Fasting has had a place in human culture for thousands of years. Some cultures have pursued it as a supposed road to spiritual enlightenment, others have decreed that it must be undertaken at certain times of year for religious reasons.

But to the human body, fasting is one and the same with starvation. Intellectually, the two can be separated: fasting is deliberate, starvation is involuntary. But the effects on the body are identical.

Some people fast regularly, in the belief that the practice helps sweep the body of toxins. There is no medical evidence for this. Nor is there evidence that fasting is an effective way of losing weight, and it is easy to see why.

Once the body realizes that there is no food coming in, it goes into starvation mode. The metabolism shifts into low gear and the body begins to convert glycogen supplies into fuel for living and to keep blood glucose levels normal (fat cannot be converted into glucose for this purpose).

As the glycogen is used up, the water it is stored with goes too, giving the impression that weight is being lost. The first glycogen to be used up is that stored in the liver. After those supplies have been exhausted, the body starts using the glycogen from the muscles. Even a fast lasting a couple of days will therefore result in the loss of muscle tissue.
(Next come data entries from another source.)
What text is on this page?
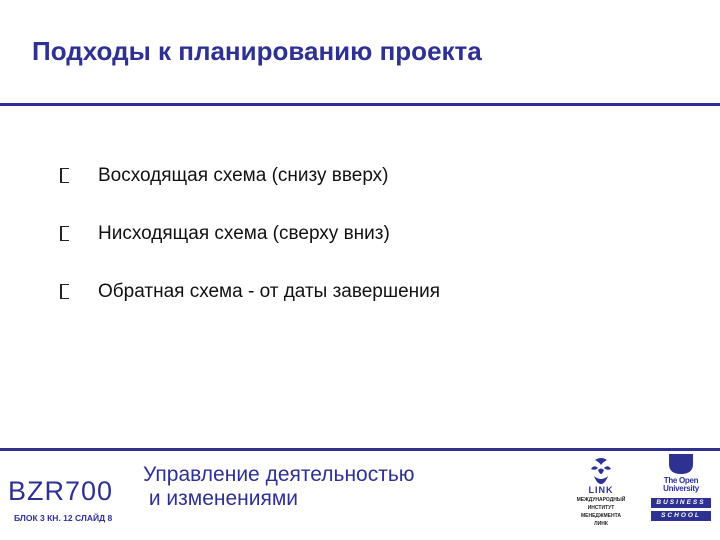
Подходы к планированию проекта
Восходящая схема (снизу вверх)
Нисходящая схема (сверху вниз)
Обратная схема - от даты завершения
BZR700
Управление деятельностью
и изменениями
БЛОК 3 КН. 12 СЛАЙД 8
LINK
МЕЖДУНАРОДНЫЙ
ИНСТИТУТ
МЕНЕДЖМЕНТА
ЛИНК
The Open
University
BUSINESS
SCHOOL
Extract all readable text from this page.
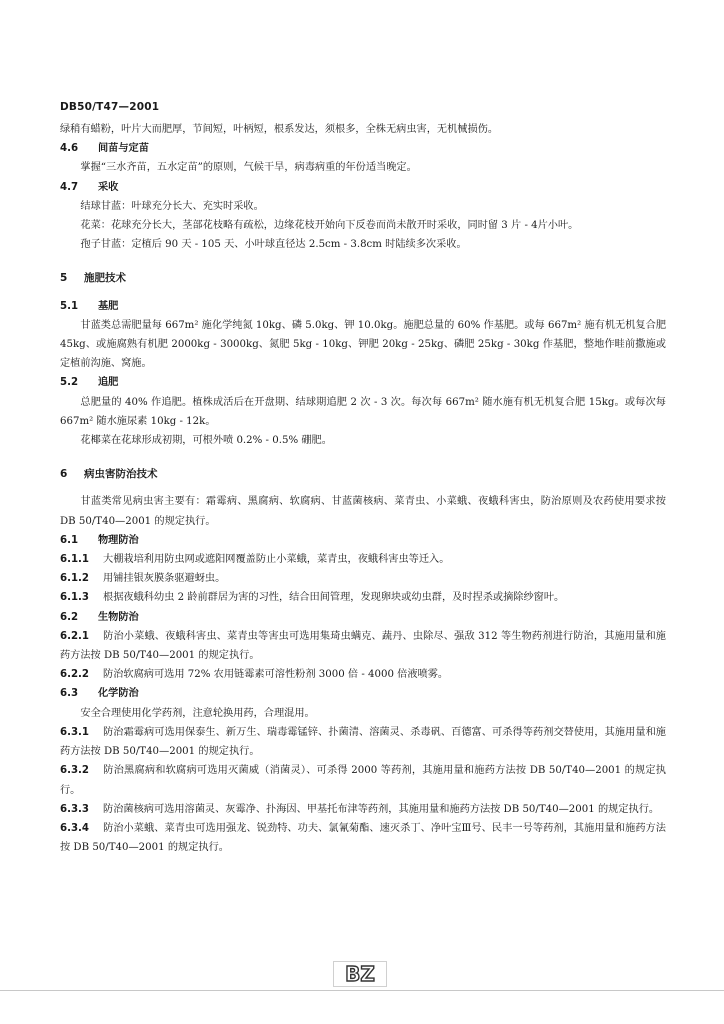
DB50/T47—2001

绿稍有蜡粉，叶片大而肥厚，节间短，叶柄短，根系发达，须根多，全株无病虫害，无机械损伤。

4.6 间苗与定苗

掌握“三水齐苗，五水定苗”的原则，气候干旱，病毒病重的年份适当晚定。

4.7 采收

结球甘蓝：叶球充分长大、充实时采收。

花菜：花球充分长大，茎部花枝略有疏松，边缘花枝开始向下反卷而尚未散开时采收，同时留 3 片 - 4片小叶。

孢子甘蓝：定植后 90 天 - 105 天、小叶球直径达 2.5cm - 3.8cm 时陆续多次采收。

5 施肥技术
5.1 基肥

甘蓝类总需肥量每 667m² 施化学纯氮 10kg、磷 5.0kg、钾 10.0kg。施肥总量的 60% 作基肥。或每 667m² 施有机无机复合肥 45kg、或施腐熟有机肥 2000kg - 3000kg、氮肥 5kg - 10kg、钾肥 20kg - 25kg、磷肥 25kg - 30kg 作基肥，整地作畦前撒施或定植前沟施、窝施。

5.2 追肥

总肥量的 40% 作追肥。植株成活后在开盘期、结球期追肥 2 次 - 3 次。每次每 667m² 随水施有机无机复合肥 15kg。或每次每 667m² 随水施尿素 10kg - 12k。

花椰菜在花球形成初期，可根外喷 0.2% - 0.5% 硼肥。

6 病虫害防治技术

甘蓝类常见病虫害主要有：霜霉病、黑腐病、软腐病、甘蓝菌核病、菜青虫、小菜蛾、夜蛾科害虫，防治原则及农药使用要求按 DB 50/T40—2001 的规定执行。

6.1 物理防治

6.1.1 大棚栽培利用防虫网或遮阳网覆盖防止小菜蛾，菜青虫，夜蛾科害虫等迁入。

6.1.2 用铺挂银灰膜条驱避蚜虫。

6.1.3 根据夜蛾科幼虫 2 龄前群居为害的习性，结合田间管理，发现卵块或幼虫群，及时捏杀或摘除纱窗叶。

6.2 生物防治

6.2.1 防治小菜蛾、夜蛾科害虫、菜青虫等害虫可选用集琦虫螨克、蔬丹、虫除尽、强敌 312 等生物药剂进行防治，其施用量和施药方法按 DB 50/T40—2001 的规定执行。

6.2.2 防治软腐病可选用 72% 农用链霉素可溶性粉剂 3000 倍 - 4000 倍液喷雾。

6.3 化学防治

安全合理使用化学药剂，注意轮换用药，合理混用。

6.3.1 防治霜霉病可选用保泰生、新万生、瑞毒霉锰锌、扑菌清、溶菌灵、杀毒矾、百德富、可杀得等药剂交替使用，其施用量和施药方法按 DB 50/T40—2001 的规定执行。

6.3.2 防治黑腐病和软腐病可选用灭菌威（消菌灵）、可杀得 2000 等药剂，其施用量和施药方法按 DB 50/T40—2001 的规定执行。

6.3.3 防治菌核病可选用溶菌灵、灰霉净、扑海因、甲基托布津等药剂，其施用量和施药方法按 DB 50/T40—2001 的规定执行。

6.3.4 防治小菜蛾、菜青虫可选用强龙、锐劲特、功夫、氯氰菊酯、速灭杀丁、净叶宝Ⅲ号、民丰一号等药剂，其施用量和施药方法按 DB 50/T40—2001 的规定执行。

BZ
And if no carbohydrate is coming into the body, fat reserves cannot be efficiently burned, leading to the buildup of toxic products called ketones, in the blood. This can cause headaches and fatigue. The result, therefore, of even a short fast, will be the loss of body fluids and the loss of muscle tissue, along with some loss of fat. Fasting can also deplete body stores of phosphate, magnesium, calcium, potassium and sodium.

If a fast is maintained for several days, the appetite will eventually be suppressed — again a potentially  dangerous thing.

Fasting is not a good method of dieting, because as soon as old habits are resumed, the weight will come back. Even people who embark on a long-term program of fasting and strict dieting mostly return to their old weight within two years of resuming their regular eating habits.

Very low calorie diets have many of the same effects on the body that fasting has. Diets which provide less than 1000 calories a day cause metabolism to drop, slowing the rate at which energy is burned.

There is evidence that body fat stores are burned more quickly on a well-balanced diet which provides between 1200 and 1500 calories a day, than on diets which provide half this number of calories.

The harsh fact which must be faced by anyone attempting to lose weight is that the process will take time. If a diet is causing you to lose more than about a kilo a week, chances are that most of the extra loss is in the form of muscle and fluid. If they are honest, most people will admit that the extra weight they are carrying was accumulated over a long period. It must be lost in the same way.